New York Department of Environmental Conservation (DEC) Commissioner Joe Martens said the agency plans to maintain current staff levels during the upcoming fiscal year because the budget doesn’t include funds to monitor new unconventional wells.

Testifying before a panel of state lawmakers on Tuesday on Gov. Andrew Cuomo’s executive budget for fiscal year 2012-2013, Martens said “in light of the considerable work that remains before we finalize our regulatory framework, the executive budget does not include any funds for high-volume hydraulic fracturing [fracking].”

Martens said the agency had received more than 60,000 comments on its recommendations in a revised supplemental generic environmental impact statement (SGEIS) on fracking, and more than 6,000 people had attended public hearings on the practice.

“We will proceed cautiously and thoughtfully, relying on science to inform our decisions. The final result of our Marcellus Shale analysis will be better because of the many thoughtful comments we’ve received, along with the discussions that we’ve held with a large variety of stakeholders,” Martens said. He added that more than 50 employees at the DEC were reviewing the comments, a process expected to take several months.

“Just like in any business, time is money,” Cherie Messore, spokesperson for the Independent Oil and Gas Association of New York (IOGA), told NGI’s Shale Daily on Tuesday. “This is giving more time to a process that has been going on now for a few years. So to allow for operators to plan sufficiently, we need to know that [fracking in New York] is going to happen. That way expenditures and budgeting can be done appropriately from the operator’s standpoint that will allow them to do business.”
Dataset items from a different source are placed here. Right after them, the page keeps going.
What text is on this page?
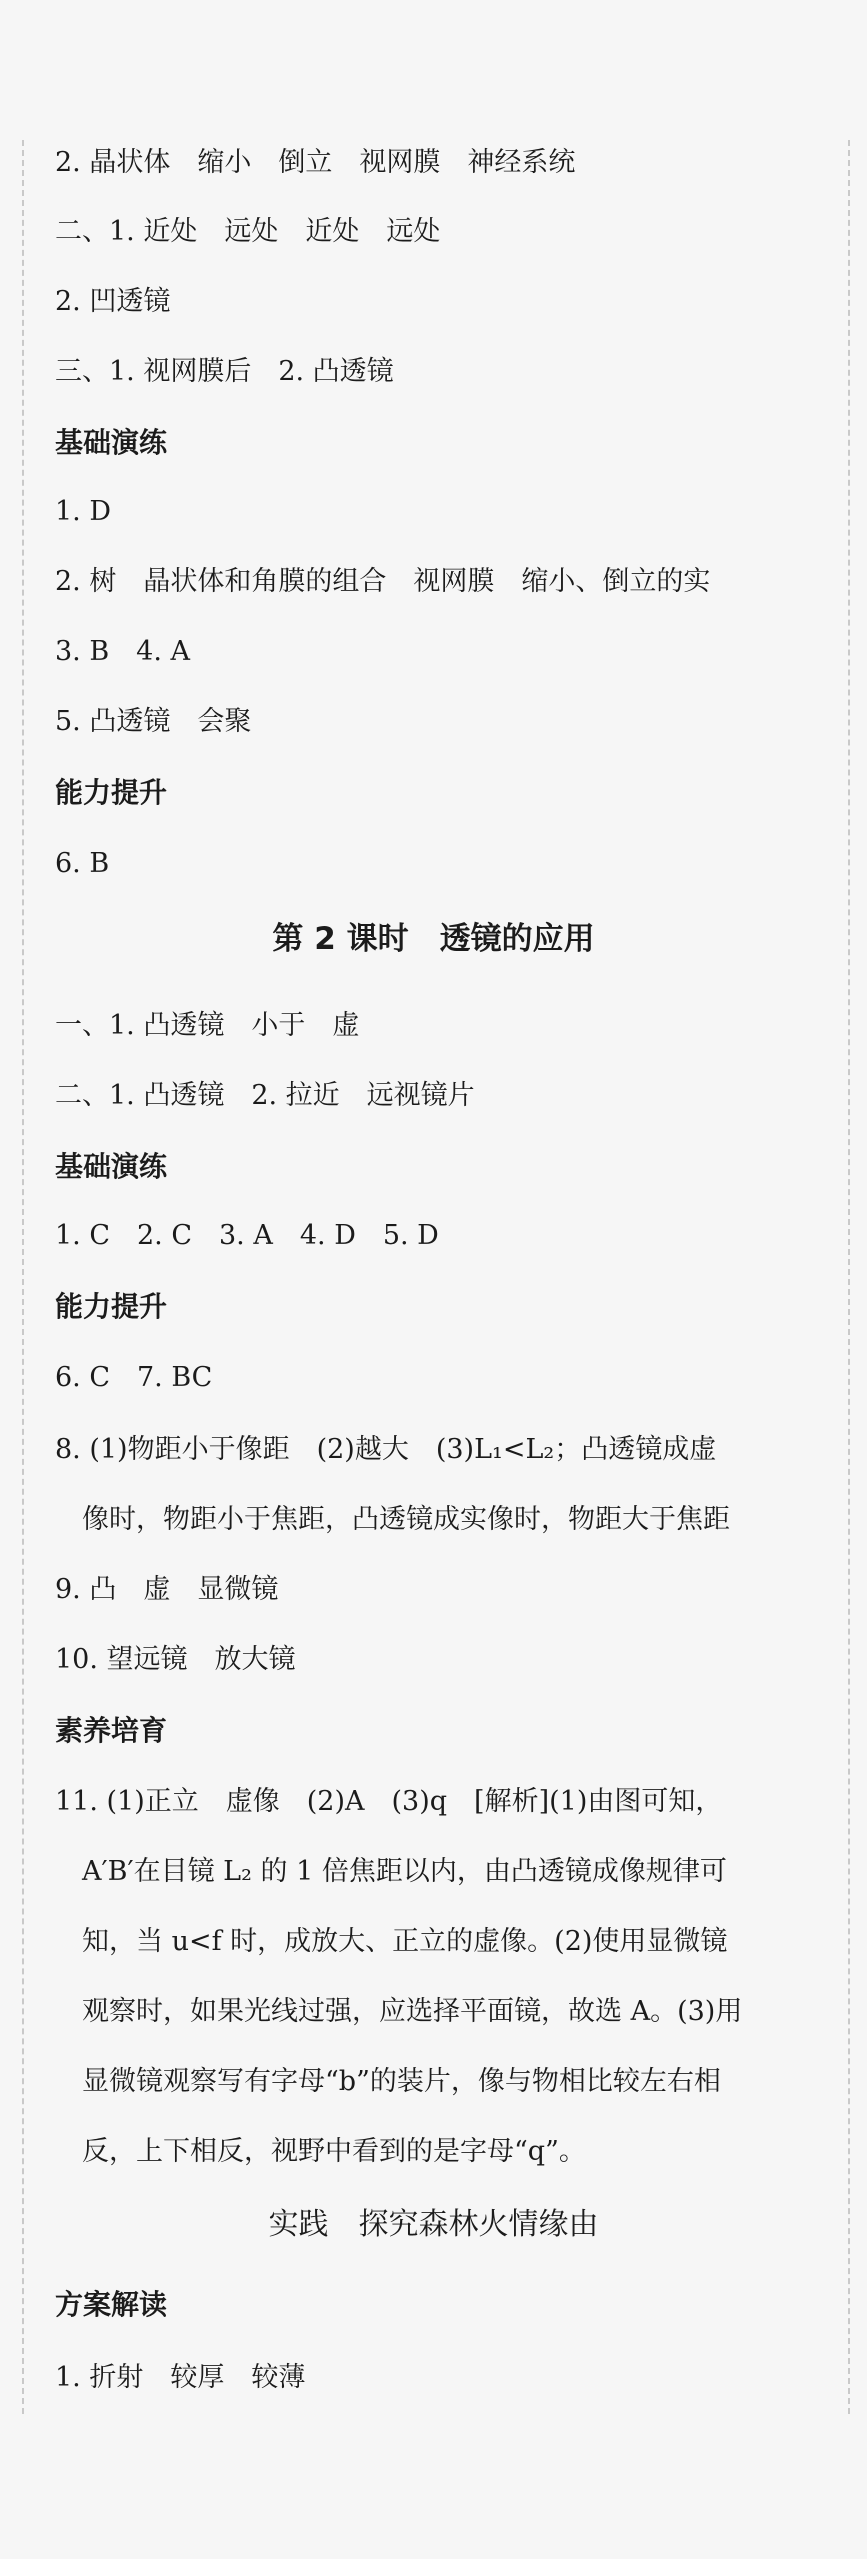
2. 晶状体　缩小　倒立　视网膜　神经系统
二、1. 近处　远处　近处　远处
2. 凹透镜
三、1. 视网膜后　2. 凸透镜
基础演练
1. D
2. 树　晶状体和角膜的组合　视网膜　缩小、倒立的实
3. B　4. A
5. 凸透镜　会聚
能力提升
6. B
第 2 课时　透镜的应用
一、1. 凸透镜　小于　虚
二、1. 凸透镜　2. 拉近　远视镜片
基础演练
1. C　2. C　3. A　4. D　5. D
能力提升
6. C　7. BC
8. (1)物距小于像距　(2)越大　(3)L₁<L₂；凸透镜成虚
像时，物距小于焦距，凸透镜成实像时，物距大于焦距
9. 凸　虚　显微镜
10. 望远镜　放大镜
素养培育
11. (1)正立　虚像　(2)A　(3)q　[解析](1)由图可知，
A′B′在目镜 L₂ 的 1 倍焦距以内，由凸透镜成像规律可
知，当 u<f 时，成放大、正立的虚像。(2)使用显微镜
观察时，如果光线过强，应选择平面镜，故选 A。(3)用
显微镜观察写有字母“b”的装片，像与物相比较左右相
反，上下相反，视野中看到的是字母“q”。
实践　探究森林火情缘由
方案解读
1. 折射　较厚　较薄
John Holko, president of Lenape Energy Inc. and an IOGA board member, told NGI’s Shale Daily that despite geologists’ belief that New York’s portion of the Marcellus Shale is mostly dry gas, energy companies were still interested in coming to the Empire State.

“Under the current economic conditions, dry gas isn’t desirable right now,” Holko said Tuesday. “That could change. Overall, dry gas is the most marketable and the easiest and most pervasive to use. But right at this moment, the economic conditions just don’t make it as desirable.”

According to various media reports, Martens told Assemblyman Robert Sweeney (D-Lindenhurst) that only a “limited” number of gas drilling permits would be approved by the DEC during the upcoming fiscal year, which begins April 1, because of staff limitations at the DEC. But the current moratorium on fracking in the state would have to be lifted first, and Martens reportedly described that scenario as speculative.

Sweeney is the primary sponsor of a bill to extend the moratorium on fracking until June 1, 2013 (see Shale Daily, Jan. 10).

Although the DEC has already recommended that fracking be banned in the watersheds of New York City and Syracuse (see Shale Daily, July 5, 2011), Martens told Assemblyman Kevin Cahill (D-Kingston) that the ban was not over fears of water contamination but renewal of the five-year Filtration Avoidance Determination (FAD) issued by the U.S. Environmental Protection Agency (EPA), currently under review. Currently, those watersheds qualify because the water is so pure.

“I think there is a significant risk if hydrofracking were allowed in those areas that the FAD might be denied and those two systems would then be required to filter [their water],” Martens said. “That’s not so much contamination of water supplies [but] road construction activities, pad construction…It is runoff. There’s a big emphasis on that.

“It’s a $9 billion price tag if you have to filter the New York City system. It’s a much smaller price tag for Syracuse, but significant nonetheless. So it’s not worth the risk, in my opinion, of jeopardizing that FAD by allowing hydrofracking to occur.”

Martens also told state Sen. Mark Grisanti (R-Buffalo) that he supported having the revenue generated by permit fees from oil and gas companies allocated to the DEC, specifically for the agency to hire additional staff and inspectors.

Assemblywoman Barbara Lifton (D-Ithaca), a longtime foe of fracking in New York, asked Martens if any publicly owned treatment works (POTW) in the state were currently allowed to accept and treat wastewater from fracking operations.

“It would have to be a sewage treatment plant with an approved pretreatment process with a permit from the EPA,” Martens said. “There are a limited number of facilities that have treated wastes in the past that are probably every bit as difficult to treat as the wastewater from [fracking]. I think it can be done, but could your average POTW in New York State do it? I think that’s highly unlikely.”

Under Cuomo’s proposed budget, the DEC would receive $872.9 million during this fiscal year, which is $167.7 million, or $16.1% less, than it received during the previous fiscal year. Martens said $434 million of the total would go toward the DEC’s operations and to maintain its current staff level of 2,983.

The SGEIS is to provide the framework for DEC’s fracking permit process. In July 2008 then-Gov. David Paterson ordered the DEC to complete the SGEIS, which effectively placed a moratorium on drilling horizontal wells in the New York portion of the Marcellus Shale. Paterson requested the SGEIS because the original impact statement was completed in 1992, before technological changes in shale development. In the closing days of his term Paterson extended the SGEIS deadline until July 1, 2011 (see Shale Daily, Dec. 14, 2010).